The size of a table will depend on lots of factors - the data-types (numbers and dates take less space than characters, use VARCHAR, etc), the data (sparse data, distribution of values etc), indexes, partitioning, standard overhead per row, the storage block size in your database, replication, rollback requirements etc - and many of these things will vary depending on the database (Oracle or MySQL etc). If you just want a rough idea, Jeanne's approach is as good as any. If you want a more accurate estimate, you need to look at the recommendations on how to estimate table space for your specific database - talk to your DBA.
Also, you seem to be confusing memory requirements and disk requirements. Unless you are using an in-memory database, your database will store data on disk, so you do not need to worry about how much
memory a table needs, unless you plan to keep running a full query on it i.e.
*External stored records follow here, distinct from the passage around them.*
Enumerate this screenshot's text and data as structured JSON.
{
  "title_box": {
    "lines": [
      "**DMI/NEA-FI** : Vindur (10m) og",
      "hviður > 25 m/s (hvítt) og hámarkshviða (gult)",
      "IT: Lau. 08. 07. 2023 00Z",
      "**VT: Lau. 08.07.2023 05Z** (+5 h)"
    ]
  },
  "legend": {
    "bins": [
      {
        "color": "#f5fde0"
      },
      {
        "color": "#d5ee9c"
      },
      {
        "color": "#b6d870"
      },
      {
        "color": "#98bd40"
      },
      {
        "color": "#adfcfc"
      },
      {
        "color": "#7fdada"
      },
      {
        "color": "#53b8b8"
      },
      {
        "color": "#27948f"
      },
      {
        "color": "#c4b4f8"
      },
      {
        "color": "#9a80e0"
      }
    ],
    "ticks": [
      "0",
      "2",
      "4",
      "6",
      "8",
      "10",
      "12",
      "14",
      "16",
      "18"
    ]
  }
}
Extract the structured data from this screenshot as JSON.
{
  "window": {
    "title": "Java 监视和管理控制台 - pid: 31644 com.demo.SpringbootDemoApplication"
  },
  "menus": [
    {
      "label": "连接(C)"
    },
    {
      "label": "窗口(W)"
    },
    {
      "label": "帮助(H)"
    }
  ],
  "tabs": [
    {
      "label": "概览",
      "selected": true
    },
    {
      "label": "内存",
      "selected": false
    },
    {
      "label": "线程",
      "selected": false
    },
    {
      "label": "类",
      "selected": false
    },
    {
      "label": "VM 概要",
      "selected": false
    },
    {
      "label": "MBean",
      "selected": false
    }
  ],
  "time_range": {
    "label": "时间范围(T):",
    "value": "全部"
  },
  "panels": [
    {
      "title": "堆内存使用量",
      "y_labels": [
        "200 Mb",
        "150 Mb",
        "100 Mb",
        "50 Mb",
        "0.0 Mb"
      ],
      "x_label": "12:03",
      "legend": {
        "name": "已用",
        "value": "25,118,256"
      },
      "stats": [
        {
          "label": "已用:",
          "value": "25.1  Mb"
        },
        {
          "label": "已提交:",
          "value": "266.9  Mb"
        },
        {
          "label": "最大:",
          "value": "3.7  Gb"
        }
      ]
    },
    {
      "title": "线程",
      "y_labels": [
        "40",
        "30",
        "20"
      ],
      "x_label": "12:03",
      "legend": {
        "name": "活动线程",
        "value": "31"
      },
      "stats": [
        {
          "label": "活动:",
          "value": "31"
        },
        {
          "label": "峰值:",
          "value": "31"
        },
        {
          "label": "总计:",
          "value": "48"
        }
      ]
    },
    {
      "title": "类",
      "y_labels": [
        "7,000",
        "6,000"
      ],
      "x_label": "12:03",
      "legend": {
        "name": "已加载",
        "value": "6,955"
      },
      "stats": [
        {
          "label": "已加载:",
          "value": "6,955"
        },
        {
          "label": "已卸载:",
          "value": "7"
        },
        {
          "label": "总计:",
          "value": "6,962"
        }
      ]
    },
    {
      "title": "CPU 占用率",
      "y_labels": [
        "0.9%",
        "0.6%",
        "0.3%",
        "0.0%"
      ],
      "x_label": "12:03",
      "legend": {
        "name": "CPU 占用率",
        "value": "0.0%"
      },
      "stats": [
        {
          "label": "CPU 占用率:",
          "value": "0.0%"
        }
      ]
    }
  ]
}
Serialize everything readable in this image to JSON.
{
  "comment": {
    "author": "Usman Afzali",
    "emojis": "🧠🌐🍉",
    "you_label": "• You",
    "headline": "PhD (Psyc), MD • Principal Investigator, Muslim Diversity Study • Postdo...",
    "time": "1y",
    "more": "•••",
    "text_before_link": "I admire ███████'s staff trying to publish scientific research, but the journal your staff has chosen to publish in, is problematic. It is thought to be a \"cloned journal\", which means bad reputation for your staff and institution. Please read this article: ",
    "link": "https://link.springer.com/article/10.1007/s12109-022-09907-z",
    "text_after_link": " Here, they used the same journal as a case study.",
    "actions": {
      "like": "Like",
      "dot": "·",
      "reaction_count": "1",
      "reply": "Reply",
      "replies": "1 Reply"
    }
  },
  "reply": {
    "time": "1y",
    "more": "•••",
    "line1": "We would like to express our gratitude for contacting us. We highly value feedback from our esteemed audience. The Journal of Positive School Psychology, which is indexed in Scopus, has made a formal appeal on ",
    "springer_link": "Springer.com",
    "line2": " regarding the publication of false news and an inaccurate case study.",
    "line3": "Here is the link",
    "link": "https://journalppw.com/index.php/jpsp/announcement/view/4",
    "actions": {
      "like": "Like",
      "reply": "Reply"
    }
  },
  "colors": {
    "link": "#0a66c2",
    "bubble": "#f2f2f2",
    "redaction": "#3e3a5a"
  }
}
SELECT * FROM my_table; to read all the data. In general it is your queries that will determine how much data you fetch into RAM, not your table size. However, your database itself uses plenty of memory, so you or your DBA would need to consider this when deciding how to ensure your database has enough resources.
Prabhu wrote:What would be the best/least expensive data structure to load the below example data to the DB?
Don't try to optimise your database by hand. The database will store the data efficiently according to its own internal rules. One of the many good reasons to use a database is that as a developer you don't have to worry about the internal physical storage mechanisms the database uses, because you can work with the abstractions provided by the relational data model and SQL (e.g. you work with tables, not files). Concentrate on getting your data model right for your application, and make sure your queries are optimised to use indexes properly, and let the database get on with doing its job.